Bull Crossing Mobile Media

In the event that you use the crossing of two moving averages 12 and 26 on the
chart, you should know that the signs are probably more common and less reliable
by themselves. The moving average crosses are sometimes used to confirm a
positive divergence. In the figure above shows that we cross as one of EMAs
were, which was however not validated by the Signal line that crosses to the
North - the South is low, giving investors the trigger of the first signal, in
this case the strongest signal is certainly crossing the Signal "0", which is
the natural release of the indicator. In this case it is necessary to confirm
through a filter the signals generated by the crossings of the EMAs.
Sometimes it's wise to apply a filter of the price crossing the moving average
to be sure it will hold. An example of a filter if the purchase price would be
histogram bankruptcy on Signal EMA 9 sessions and is up for two consecutive
closures. The signal then begins purchasing at the end of the second session.

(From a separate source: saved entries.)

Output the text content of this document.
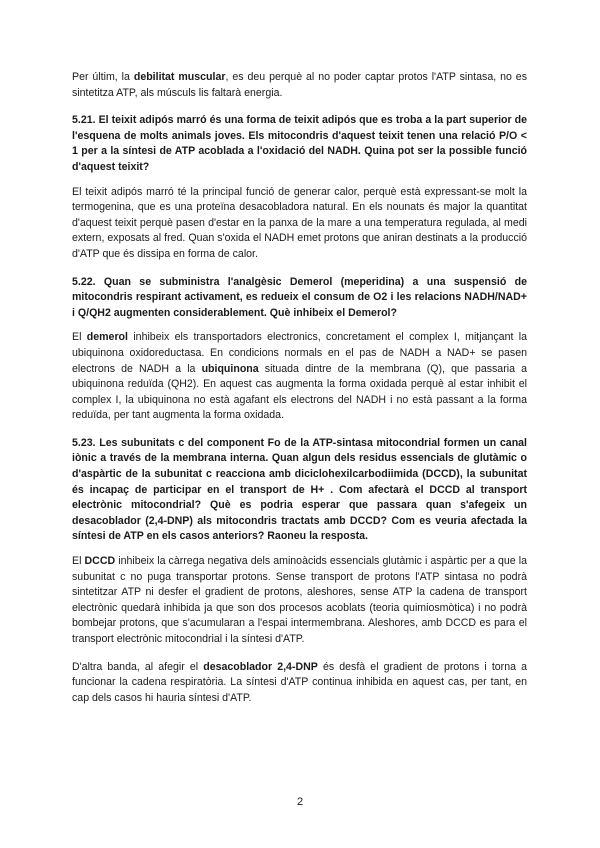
Per últim, la debilitat muscular, es deu perquè al no poder captar protos l'ATP sintasa, no es sintetitza ATP, als músculs lis faltarà energia.

5.21. El teixit adipós marró és una forma de teixit adipós que es troba a la part superior de l'esquena de molts animals joves. Els mitocondris d'aquest teixit tenen una relació P/O < 1 per a la síntesi de ATP acoblada a l'oxidació del NADH. Quina pot ser la possible funció d'aquest teixit?

El teixit adipós marró té la principal funció de generar calor, perquè està expressant-se molt la termogenina, que es una proteïna desacobladora natural. En els nounats és major la quantitat d'aquest teixit perquè pasen d'estar en la panxa de la mare a una temperatura regulada, al medi extern, exposats al fred. Quan s'oxida el NADH emet protons que aniran destinats a la producció d'ATP que és dissipa en forma de calor.

5.22. Quan se subministra l'analgèsic Demerol (meperidina) a una suspensió de mitocondris respirant activament, es redueix el consum de O2 i les relacions NADH/NAD+ i Q/QH2 augmenten considerablement. Què inhibeix el Demerol?

El demerol inhibeix els transportadors electronics, concretament el complex I, mitjançant la ubiquinona oxidoreductasa. En condicions normals en el pas de NADH a NAD+ se pasen electrons de NADH a la ubiquinona situada dintre de la membrana (Q), que passaria a ubiquinona reduïda (QH2). En aquest cas augmenta la forma oxidada perquè al estar inhibit el complex I, la ubiquinona no està agafant els electrons del NADH i no està passant a la forma reduïda, per tant augmenta la forma oxidada.

5.23. Les subunitats c del component Fo de la ATP-sintasa mitocondrial formen un canal iònic a través de la membrana interna. Quan algun dels residus essencials de glutàmic o d'aspàrtic de la subunitat c reacciona amb diciclohexilcarbodiimida (DCCD), la subunitat és incapaç de participar en el transport de H+ . Com afectarà el DCCD al transport electrònic mitocondrial? Què es podria esperar que passara quan s'afegeix un desacoblador (2,4-DNP) als mitocondris tractats amb DCCD? Com es veuria afectada la síntesi de ATP en els casos anteriors? Raoneu la resposta.

El DCCD inhibeix la càrrega negativa dels aminoàcids essencials glutàmic i aspàrtic per a que la subunitat c no puga transportar protons. Sense transport de protons l'ATP sintasa no podrà sintetitzar ATP ni desfer el gradient de protons, aleshores, sense ATP la cadena de transport electrònic quedarà inhibida ja que son dos procesos acoblats (teoria quimiosmòtica) i no podrà bombejar protons, que s'acumularan a l'espai intermembrana. Aleshores, amb DCCD es para el transport electrònic mitocondrial i la síntesi d'ATP.

D'altra banda, al afegir el desacoblador 2,4-DNP és desfà el gradient de protons i torna a funcionar la cadena respiratòria. La síntesi d'ATP continua inhibida en aquest cas, per tant, en cap dels casos hi hauria síntesi d'ATP.

2
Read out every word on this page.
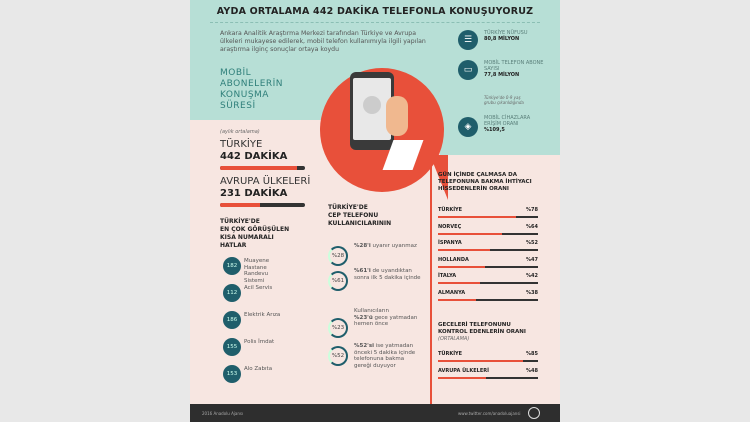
AYDA ORTALAMA 442 DAKİKA TELEFONLA KONUŞUYORUZ
Ankara Analitik Araştırma Merkezi tarafından Türkiye ve Avrupa ülkeleri mukayese edilerek, mobil telefon kullanımıyla ilgili yapılan araştırma ilginç sonuçlar ortaya koydu
MOBİL
ABONELERİN
KONUŞMA
SÜRESİ
☰
TÜRKİYE NÜFUSU
80,8 MİLYON
▭
MOBİL TELEFON ABONE SAYISI
77,8 MİLYON
Türkiye'de 0-9 yaş grubu çıkarıldığında
◈
MOBİL CİHAZLARA ERİŞİM ORANI
%109,5
(aylık ortalama)
TÜRKİYE
442 DAKİKA
AVRUPA ÜLKELERİ
231 DAKİKA
TÜRKİYE'DE
EN ÇOK GÖRÜŞÜLEN
KISA NUMARALI
HATLAR
TÜRKİYE'DE
CEP TELEFONU
KULLANICILARININ
GÜN İÇİNDE ÇALMASA DA
TELEFONUNA BAKMA İHTİYACI
HİSSEDENLERİN ORANI
GECELERİ TELEFONUNU
KONTROL EDENLERİN ORANI
(ORTALAMA)
2016 Anadolu Ajansı	www.twitter.com/anadoluajansi
182
Muayene Hastane Randevu Sistemi
112
Acil Servis
186
Elektrik Arıza
155
Polis İmdat
153
Alo Zabıta
%28
%28'i uyanır uyanmaz
%61
%61'i de uyandıktan sonra ilk 5 dakika içinde
%23
Kullanıcıların
%23'ü gece yatmadan hemen önce
%52
%52'si ise yatmadan önceki 5 dakika içinde telefonuna bakma gereği duyuyor
TÜRKİYE	%78
NORVEÇ	%64
İSPANYA	%52
HOLLANDA	%47
İTALYA	%42
ALMANYA	%38
TÜRKİYE	%85
AVRUPA ÜLKELERİ	%48
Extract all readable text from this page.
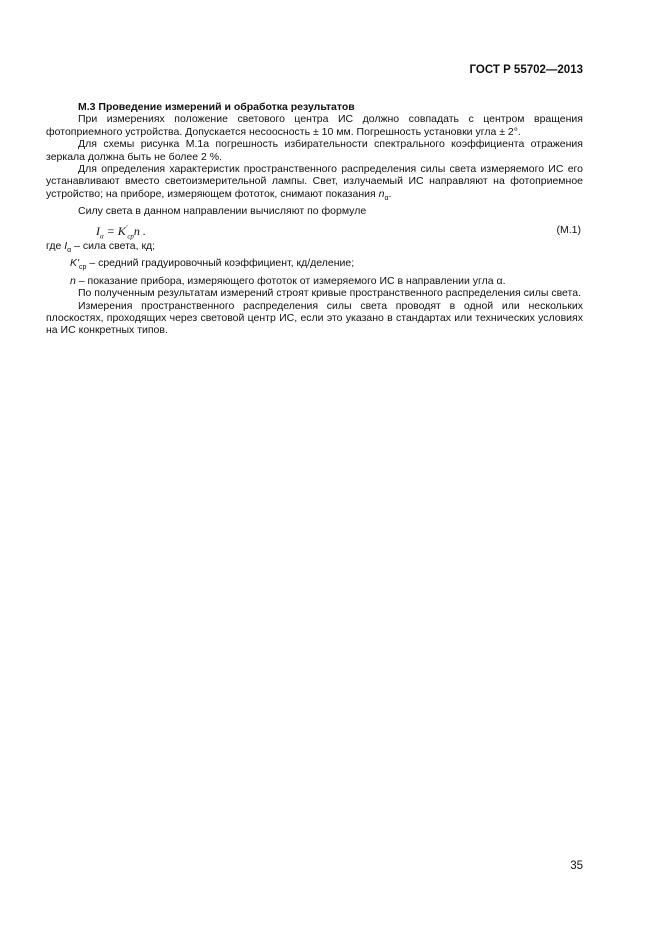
ГОСТ Р 55702—2013

М.3 Проведение измерений и обработка результатов

При измерениях положение светового центра ИС должно совпадать с центром вращения фотоприемного устройства. Допускается несоосность ± 10 мм. Погрешность установки угла ± 2°.

Для схемы рисунка М.1а погрешность избирательности спектрального коэффициента отражения зеркала должна быть не более 2 %.

Для определения характеристик пространственного распределения силы света измеряемого ИС его устанавливают вместо светоизмерительной лампы. Свет, излучаемый ИС направляют на фотоприемное устройство; на приборе, измеряющем фототок, снимают показания $n_\alpha$.

Силу света в данном направлении вычисляют по формуле

$I_\alpha = K'_{ср}n$ .	(М.1)

где $I_\alpha$ – сила света, кд;

$K'_{ср}$ – средний градуировочный коэффициент, кд/деление;

n – показание прибора, измеряющего фототок от измеряемого ИС в направлении угла α.

По полученным результатам измерений строят кривые пространственного распределения силы света.

Измерения пространственного распределения силы света проводят в одной или нескольких плоскостях, проходящих через световой центр ИС, если это указано в стандартах или технических условиях на ИС конкретных типов.

35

Bull Crossing or the Zero Line
(valid for crossing Bear or downwards)
A bullish crossover of the center line is when it moves on the Signal line and
zero in positive territory. This is a clear indication that when the market has
changed from negative to positive, a bullish or Bearish. After a positive
divergence and a moving average crossing upwards (north - south), crossing the
center line can act as a confirmation signal (Trigger). Of the three signals,
crossing the zero line is the safest.

In the graph above look like a crossing of the "Zero Line" near the July 25,
2005 at the Aud-Usd pair, gives a short signal, culminating a bull signal
earlier and later in July 28, 2005, detailed yellow, there is a signal to
trigger bull, the arrows indicate the possible outputs of the signals because
the histogram is above and / or below the signal line, respectively, indicating
a weakening of the dominant trend at that time and an impending change.